Обе девушки слушали Филонова с большим вниманием. Алис была более склонна воспринимать многочисленные сентенции, которыми наполнена речь художника, но Оношко, понимавшая жизнь предметно, прямо спрашивавшая у неё – да или нет, что делало её менее рискующей в жизненной игре и игру менее интересной, спросила Филонова:
– Вы очень подробно разобрали любовь, как у нас в естественной истории, по родам и классам, но всё же скажите, к какой именно любви вы чувствуете наибольшую склонность в себе, а если сейчас вы не можете ответить о настоящем, то скажите о вашем прошлом, что наиболее часто вами владело из описанных отделов и подотделов любви.
– Вы хотите прямого, лишённого условностей ответа?
– Да, да… вы наш брат и должны быть искренним.

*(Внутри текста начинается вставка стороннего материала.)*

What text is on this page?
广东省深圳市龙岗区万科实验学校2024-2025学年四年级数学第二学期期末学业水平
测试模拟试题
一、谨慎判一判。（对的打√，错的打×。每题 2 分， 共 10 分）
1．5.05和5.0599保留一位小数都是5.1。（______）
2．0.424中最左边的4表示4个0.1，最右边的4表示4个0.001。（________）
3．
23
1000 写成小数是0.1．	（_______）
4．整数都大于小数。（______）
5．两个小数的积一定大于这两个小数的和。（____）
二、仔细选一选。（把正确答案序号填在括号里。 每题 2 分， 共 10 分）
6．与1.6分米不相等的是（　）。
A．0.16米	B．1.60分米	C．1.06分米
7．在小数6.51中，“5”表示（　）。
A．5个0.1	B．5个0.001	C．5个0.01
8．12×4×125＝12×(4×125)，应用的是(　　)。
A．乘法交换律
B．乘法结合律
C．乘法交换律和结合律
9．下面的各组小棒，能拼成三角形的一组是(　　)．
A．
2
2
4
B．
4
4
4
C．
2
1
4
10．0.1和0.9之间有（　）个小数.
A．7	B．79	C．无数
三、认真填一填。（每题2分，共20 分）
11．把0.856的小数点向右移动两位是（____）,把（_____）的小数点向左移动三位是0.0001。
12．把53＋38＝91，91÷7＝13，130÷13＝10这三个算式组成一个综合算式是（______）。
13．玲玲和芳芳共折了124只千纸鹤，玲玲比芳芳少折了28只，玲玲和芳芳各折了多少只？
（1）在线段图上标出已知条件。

– Всё живое, даже растение, испытывает томление, стремление слиться с другим живым существом:
Затем я знал пароксизмы, припадки любовной горячки, знал ли я страсть, которая, испепелив душу, превращает человека в развалины, заставляет забыть всё на свете, молния, делающая человека слепым в беспросветную тёмную ночь; вот и день настал, буря, молнии давно пронеслись, а человек слеп; знал ли я бурю чувства, по волнам, которого человек мечется как щепка после кораблекрушения, – то я должен ответить: моя вся природа поглощена любовной страстью к зримым и осязаемым формам живой жизни, и эта всепоглощающая страсть сделала меня слегка свободным от чисто земного, от вполне жизненного; она навалила камень на вход в семейный уют; этого не испытал, этого не знаю, а думаю, что Рафаэль, Микеланджело и Леонардо были, безусловно, правы, когда они никогда не качали колыбели рукой, державшей палитру. Последний отдел – мир воображения, если художник скажет, что он не постоянный посетитель его, то он солжёт гнусным образом.